Just picture your firm having access to all the working capital you need. Seem impossible? Not really… if you have a substantial understanding of your options and your firms capability of qualifying or executing on those options.
Whether you’re the largest corporation in Canada or a small new start up (and everything in between) your business needs working capital. In Canada small business financing loans and financing arraignments for working capital are limited to a handful of possibilities – but being aware of what they are and qualifying for them could be the solution to your continued focus on cash flow via some sort of working capital loan.
It is probably easier than you think to ensure you are addressing the cash flow challenge correctly – where it gets slightly ‘ thorny ‘ is matching a solution to the problem or locating an expert that can provide you with the business financing assistance you need.
Two meaningful elements of your first step working capital assessment are your gross margins and your turnover. That’s the big problem we have with text book / academic solutions to working capital – they point you to the text book calculation – give you a formula which essentially has you subtracting current limitations form current assets, and voila! the inference is you have working capital. However, our clients have never paid a supplier or completed a company payroll with a ratio!
To properly estimate your working capital needs focus on understanding your turnover – how much inventory do you carry, what are the days noticeable in inventory, and as importantly, or more importantly, are your receivables turning over. Have you realized that for many firms 80% or so of the total of all the business assets you have are tied up in A/R, inventory, and, on the other size of the balance sheet let’s not forget payables.
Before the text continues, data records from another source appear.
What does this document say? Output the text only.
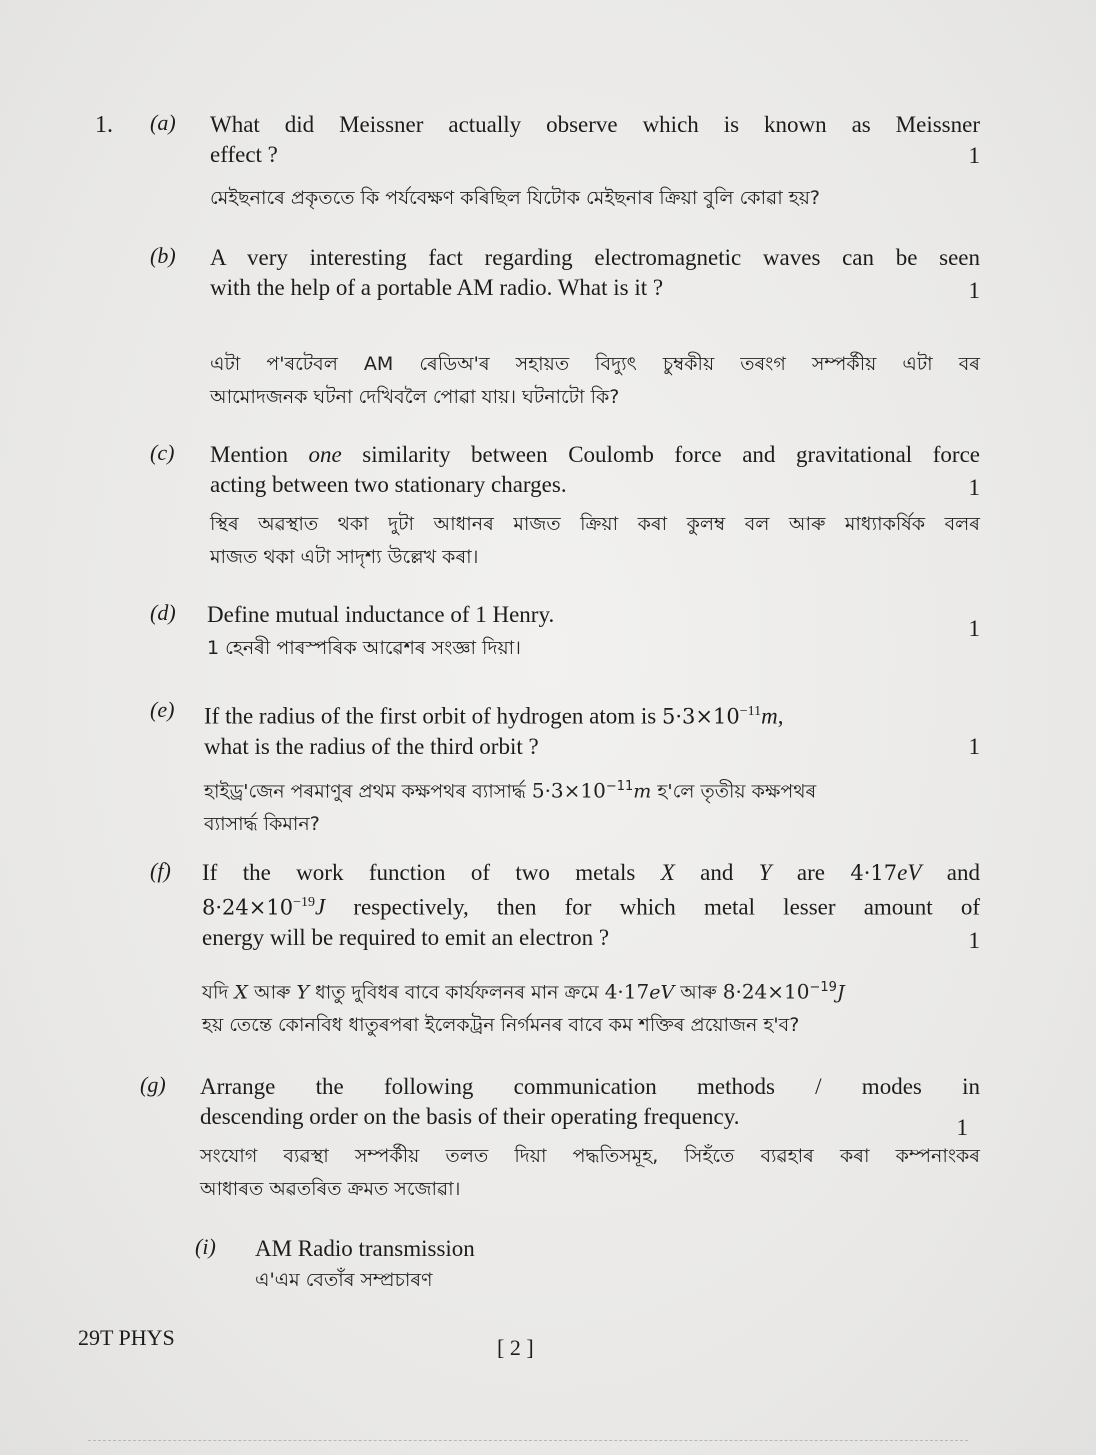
1. (a) What did Meissner actually observe which is known as Meissner
effect ?	1
মেইছনাৰে প্ৰকৃততে কি পৰ্যবেক্ষণ কৰিছিল যিটোক মেইছনাৰ ক্ৰিয়া বুলি কোৱা হয়?
(b) A very interesting fact regarding electromagnetic waves can be seen
with the help of a portable AM radio. What is it ?	1
এটা প'ৰটেবল AM ৰেডিঅ'ৰ সহায়ত বিদ্যুৎ চুম্বকীয় তৰংগ সম্পৰ্কীয় এটা বৰ
আমোদজনক ঘটনা দেখিবলৈ পোৱা যায়। ঘটনাটো কি?
(c) Mention one similarity between Coulomb force and gravitational force
acting between two stationary charges.	1
স্থিৰ অৱস্থাত থকা দুটা আধানৰ মাজত ক্ৰিয়া কৰা কুলম্ব বল আৰু মাধ্যাকৰ্ষিক বলৰ
মাজত থকা এটা সাদৃশ্য উল্লেখ কৰা।
(d) Define mutual inductance of 1 Henry.
1
1 হেনৰী পাৰস্পৰিক আৱেশৰ সংজ্ঞা দিয়া।
(e) If the radius of the first orbit of hydrogen atom is $5\cdot 3\times 10^{-11}m$,
what is the radius of the third orbit ?	1
হাইড্ৰ'জেন পৰমাণুৰ প্ৰথম কক্ষপথৰ ব্যাসাৰ্দ্ধ $5\cdot 3\times 10^{-11}m$ হ'লে তৃতীয় কক্ষপথৰ
ব্যাসাৰ্দ্ধ কিমান?
(f) If the work function of two metals X and Y are 4·17eV and
$8\cdot 24\times 10^{-19}J$ respectively, then for which metal lesser amount of
energy will be required to emit an electron ?	1
যদি X আৰু Y ধাতু দুবিধৰ বাবে কাৰ্যফলনৰ মান ক্ৰমে 4·17eV আৰু $8\cdot 24\times 10^{-19}J$
হয় তেন্তে কোনবিধ ধাতুৰপৰা ইলেকট্ৰন নিৰ্গমনৰ বাবে কম শক্তিৰ প্ৰয়োজন হ'ব?
(g) Arrange the following communication methods / modes in
descending order on the basis of their operating frequency.	1
সংযোগ ব্যৱস্থা সম্পৰ্কীয় তলত দিয়া পদ্ধতিসমূহ, সিহঁতে ব্যৱহাৰ কৰা কম্পনাংকৰ
আধাৰত অৱতৰিত ক্ৰমত সজোৱা।
(i) AM Radio transmission
এ'এম বেতাঁৰ সম্প্ৰচাৰণ
29T PHYS	[ 2 ]
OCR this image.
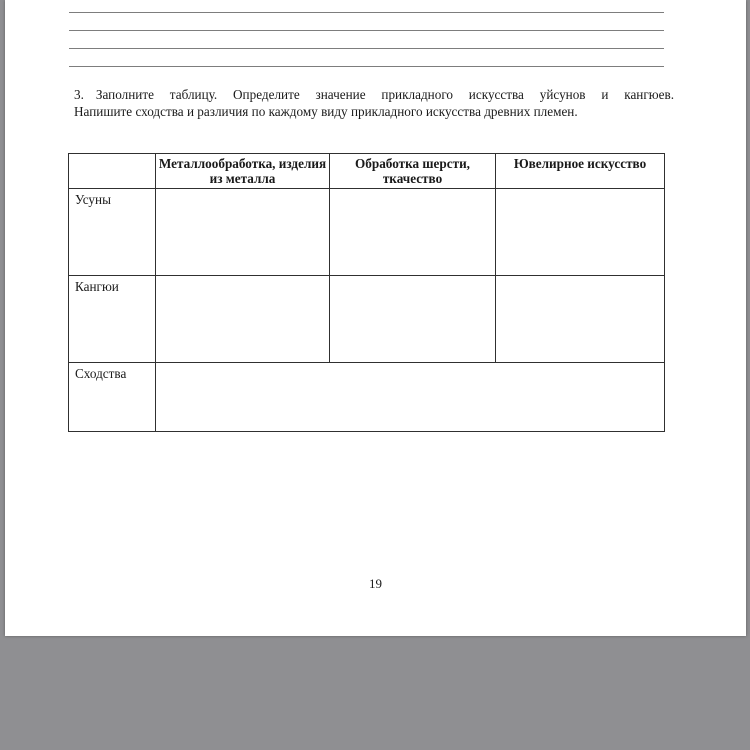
3. Заполните таблицу. Определите значение прикладного искусства уйсунов и кангюев.
Напишите сходства и различия по каждому виду прикладного искусства древних племен.
	Металлообработка, изделия из металла	Обработка шерсти, ткачество	Ювелирное искусство
Усуны			
Кангюи			
Сходства			
19
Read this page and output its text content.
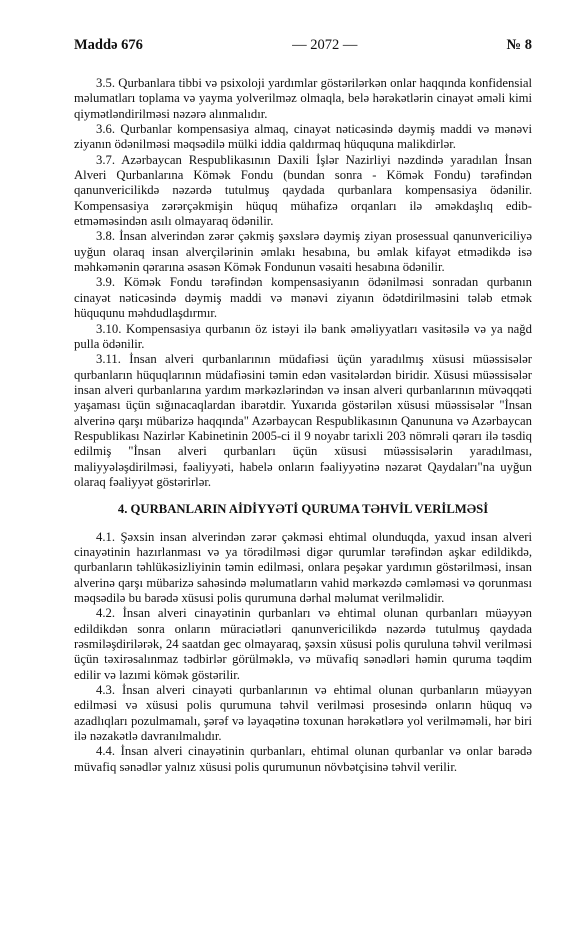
Maddə 676	— 2072 —	№ 8

3.5. Qurbanlara tibbi və psixoloji yardımlar göstərilərkən onlar haqqında konfidensial məlumatları toplama və yayma yolverilməz olmaqla, belə hərəkətlərin cinayət əməli kimi qiymətləndirilməsi nəzərə alınmalıdır.

3.6. Qurbanlar kompensasiya almaq, cinayət nəticəsində dəymiş maddi və mənəvi ziyanın ödənilməsi məqsədilə mülki iddia qaldırmaq hüququna malikdirlər.

3.7. Azərbaycan Respublikasının Daxili İşlər Nazirliyi nəzdində yaradılan İnsan Alveri Qurbanlarına Kömək Fondu (bundan sonra - Kömək Fondu) tərəfindən qanunvericilikdə nəzərdə tutulmuş qaydada qurbanlara kompensasiya ödənilir. Kompensasiya zərərçəkmişin hüquq mühafizə orqanları ilə əməkdaşlıq edib-etməməsindən asılı olmayaraq ödənilir.

3.8. İnsan alverindən zərər çəkmiş şəxslərə dəymiş ziyan prosessual qanunvericiliyə uyğun olaraq insan alverçilərinin əmlakı hesabına, bu əmlak kifayət etmədikdə isə məhkəmənin qərarına əsasən Kömək Fondunun vəsaiti hesabına ödənilir.

3.9. Kömək Fondu tərəfindən kompensasiyanın ödənilməsi sonradan qurbanın cinayət nəticəsində dəymiş maddi və mənəvi ziyanın ödətdirilməsini tələb etmək hüququnu məhdudlaşdırmır.

3.10. Kompensasiya qurbanın öz istəyi ilə bank əməliyyatları vasitəsilə və ya nağd pulla ödənilir.

3.11. İnsan alveri qurbanlarının müdafiəsi üçün yaradılmış xüsusi müəssisələr qurbanların hüquqlarının müdafiəsini təmin edən vasitələrdən biridir. Xüsusi müəssisələr insan alveri qurbanlarına yardım mərkəzlərindən və insan alveri qurbanlarının müvəqqəti yaşaması üçün sığınacaqlardan ibarətdir. Yuxarıda göstərilən xüsusi müəssisələr "İnsan alverinə qarşı mübarizə haqqında" Azərbaycan Respublikasının Qanununa və Azərbaycan Respublikası Nazirlər Kabinetinin 2005-ci il 9 noyabr tarixli 203 nömrəli qərarı ilə təsdiq edilmiş "İnsan alveri qurbanları üçün xüsusi müəssisələrin yaradılması, maliyyələşdirilməsi, fəaliyyəti, habelə onların fəaliyyətinə nəzarət Qaydaları"na uyğun olaraq fəaliyyət göstərirlər.

4. QURBANLARIN AİDİYYƏTİ QURUMA TƏHVİL VERİLMƏSİ

4.1. Şəxsin insan alverindən zərər çəkməsi ehtimal olunduqda, yaxud insan alveri cinayətinin hazırlanması və ya törədilməsi digər qurumlar tərəfindən aşkar edildikdə, qurbanların təhlükəsizliyinin təmin edilməsi, onlara peşəkar yardımın göstərilməsi, insan alverinə qarşı mübarizə sahəsində məlumatların vahid mərkəzdə cəmləməsi və qorunması məqsədilə bu barədə xüsusi polis qurumuna dərhal məlumat verilməlidir.

4.2. İnsan alveri cinayətinin qurbanları və ehtimal olunan qurbanları müəyyən edildikdən sonra onların müraciətləri qanunvericilikdə nəzərdə tutulmuş qaydada rəsmiləşdirilərək, 24 saatdan gec olmayaraq, şəxsin xüsusi polis quruluna təhvil verilməsi üçün təxirəsalınmaz tədbirlər görülməklə, və müvafiq sənədləri həmin quruma təqdim edilir və lazımi kömək göstərilir.

4.3. İnsan alveri cinayəti qurbanlarının və ehtimal olunan qurbanların müəyyən edilməsi və xüsusi polis qurumuna təhvil verilməsi prosesində onların hüquq və azadlıqları pozulmamalı, şərəf və ləyaqətinə toxunan hərəkətlərə yol verilməməli, hər biri ilə nəzakətlə davranılmalıdır.

4.4. İnsan alveri cinayətinin qurbanları, ehtimal olunan qurbanlar və onlar barədə müvafiq sənədlər yalnız xüsusi polis qurumunun növbətçisinə təhvil verilir.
So can you have financial success based on your new found knowledge and examination of your cash flow and asset turnover. We think you can.
Canadian business financing solutions to small business finance loans really revolve around a associate viable solutions. Typically, in our experience Canadian chartered edges cant satisfy your business working capital needs – if only for the reason that they rarely finance inventory and require meaningful merit in your overall financials, profitability, external collateral, personal credit worthiness, etc.
So, where do you go from there? The other solutions are very viable and can take you to a possible 100% turn around in cash flow – they include working capital financing as a bundled line of credit on a/r and inventory via an independent finance company. For firms that are larger we believe the ultimate tool is an asset based line o f credit that provides high leverage margining on all you business assets. Other more esoteric solutions, but nevertheless very viable although slightly misunderstood are securitization, and buy order financing of new contracts and orders. (Your suppliers are paid directly for the orders you have in hand – what could be better than that?)
Finally, coming up the road at lightening speed is factoring and invoice discounting. We mention them lastly but they are probably the most popular method, gaining traction everyday. Our favorite is secret invoice financing, allowing you to control your financing.
So there you have it. You have identified new ways to determine the need; we have outlined 4 or 5 solutions that will take the guess work out of working capital. These loan and financing options are obtainable with a bit of research, and, if you choose, speak to a Canadian business financing advisor who can provide you with timely and valuable assistance in your cash flow needs.